試訳
Barry, Dave. Complete Guide to Guys
New York: Ballantine, 1995
部分引用の範囲で試訳します。

『男のガイド完全版』 デイブ・バリー

--- ものの見方---

 (略)
 ぼくが言いたいのは、男たちはものを見るのに恐ろしい集中力を持ち得るということだ。しかし不幸なことに、その集中力を持って眼球が満遍なく物を見るわけではない。男たちはしばしば、妻が見ている事がらの細部を見落としがちだ。スティールとボベット夫妻のこんな例がある。ある時ボベットは髪型を変えることを思いたち、思いやりのつもりでそれをあらかじめ話しておくことにした。
「スティール、あなたは今まで一度も、私が髪型を変えても気づいたことがないでしょ。今回は前もって言っておくわ。今日、新しいスタイルにするつもりよ。すっかり違って見えると思うわ。」
 さて、その日の晩スティールは仕事から帰るとすぐ、ボベットの髪がどんなに素敵に見えるか、どれだけ今度のスタイルが気に入っているか、せっせとほめ始めた。夫が余りにも熱心にわめくので、ボベットは彼の話を中断させなければならなかった。
「スティール、美容院の予約、キャンセルになったのよ。」

--- 記憶の欠落---

 これは初歩的な問題だ。男たちは1978年のスーパーボールMVP選手は誰かというような重要な事実を記憶しておくのに脳の大半を使ってしまうので、細かいことをいちいち覚えてはいられないのだ。それで、自分の子どもを車の屋根に置き忘れたりする。
 話を誇張していると思うだろうが、本当だ。92年ボストン・グローブ紙によれば母の日のこと、マサチューセッツ州の男が子ども二人を連れて外出した時、生後20ヶ月の娘のほうはしっかりとベルトを締めて乗せたのだが、(彼の話を信じれば)この種のチャイルドケア製品の細かい取り扱い手順が、神経に過剰な緊張を強いたらしい。彼は急性記憶欠落症に陥り、生後3ヶ月の息子をチャイルド・シートごと車の屋根に置き忘れてしまったのだ。インターステート290号線でアクセルを踏みながら、彼は何か変だと感じていた。グローブ紙によると「物をこするような音が車の屋根から聞こえたんだ。」
子どもを半数しか乗せていないことには気づかないのに、妙な摩擦音には気づく、これは古典的な男の行動だ。
 ともかく、3ヶ月の赤ん坊の乗ったチャイルド・シートは時速90キロで走っていた車の屋根から滑り落ち、しかし無事に290号線に着地して横滑りしながら止まり(神は男だという証拠であろう)男の子は無傷だった。この話は、彼が妻に「母の日おめでとう!」の日に何が起きたか説明しなくてはいけないことを除いては、ハッピーエンドと言えるだろうか。妻の目は驚きの余り飛び出て、隣の州まで飛んでいったに違いないが。
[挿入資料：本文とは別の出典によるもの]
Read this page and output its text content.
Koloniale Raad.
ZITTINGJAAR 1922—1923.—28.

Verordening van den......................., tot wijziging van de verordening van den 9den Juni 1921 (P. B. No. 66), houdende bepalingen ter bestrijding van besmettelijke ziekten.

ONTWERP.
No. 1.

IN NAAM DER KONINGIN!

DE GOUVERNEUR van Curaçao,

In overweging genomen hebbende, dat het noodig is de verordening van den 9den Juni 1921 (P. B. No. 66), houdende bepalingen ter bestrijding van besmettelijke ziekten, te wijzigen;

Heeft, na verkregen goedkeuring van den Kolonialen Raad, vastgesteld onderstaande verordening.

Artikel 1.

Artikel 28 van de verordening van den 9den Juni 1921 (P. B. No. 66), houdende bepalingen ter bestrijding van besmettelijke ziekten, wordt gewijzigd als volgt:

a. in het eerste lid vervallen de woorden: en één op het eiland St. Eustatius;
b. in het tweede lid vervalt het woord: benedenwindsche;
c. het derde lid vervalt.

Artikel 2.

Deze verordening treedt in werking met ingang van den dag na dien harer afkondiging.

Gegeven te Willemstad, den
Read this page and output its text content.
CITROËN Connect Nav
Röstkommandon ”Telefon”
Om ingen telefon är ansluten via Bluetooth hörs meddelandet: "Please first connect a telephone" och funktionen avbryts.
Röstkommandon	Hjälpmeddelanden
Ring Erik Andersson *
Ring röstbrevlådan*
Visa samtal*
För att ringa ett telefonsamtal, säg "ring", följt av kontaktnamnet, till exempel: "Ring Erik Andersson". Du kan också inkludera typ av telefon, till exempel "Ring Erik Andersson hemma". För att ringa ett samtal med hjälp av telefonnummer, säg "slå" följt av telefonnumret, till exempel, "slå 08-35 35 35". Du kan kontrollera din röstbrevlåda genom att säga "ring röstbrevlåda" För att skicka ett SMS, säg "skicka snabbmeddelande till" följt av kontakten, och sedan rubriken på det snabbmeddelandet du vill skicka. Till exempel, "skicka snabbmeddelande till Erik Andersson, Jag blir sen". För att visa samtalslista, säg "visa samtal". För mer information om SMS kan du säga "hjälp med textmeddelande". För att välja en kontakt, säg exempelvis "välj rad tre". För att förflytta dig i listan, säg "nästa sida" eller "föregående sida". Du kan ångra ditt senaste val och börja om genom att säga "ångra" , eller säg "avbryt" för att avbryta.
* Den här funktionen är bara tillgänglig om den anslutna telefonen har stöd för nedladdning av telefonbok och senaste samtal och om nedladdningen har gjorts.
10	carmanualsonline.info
 もう一つの自動車冒険談と言えば、これはもう92年セクリプス・ハワード新聞に書かれたものをおいて他にないだろう。コロラド州在住の男がペンシルヴァニア州ワシントン近くのガソリンスタンドで給油し、妻が乗っていないのに気づかぬままウエスト・ヴァージニアを通り過ぎ、オハイオ州に入った。彼らには子どもが2人いるのだが、その妻はまだペンシルヴァニア州のガソリン・スタンドにいたのだ。男は妻がヴァンの後部座席で眠っているとばかり思っていた。オハイオ州コロンバスに近づいたところで、依然として普段と違うと思うこともなく、彼は少し仮眠を取ることにした。1時間半ばかり眠って目が覚めた時、彼はようやく妻がいないこと、厳密に言えば一緒にヴァンの中にいないことに気づいた。この時点で彼は方向を変え、70号線を狂気の如く東へと突っ走ったのだが、ウエスト・ヴァージニア州まで戻ったところで鹿をはねてしまった。衝突でヴァンが壊れたので、やむなくトラックの停車場へと歩いて行く途中、彼は妻と再会した。妻は警察の助けを借りて西へ移動中だったと言う。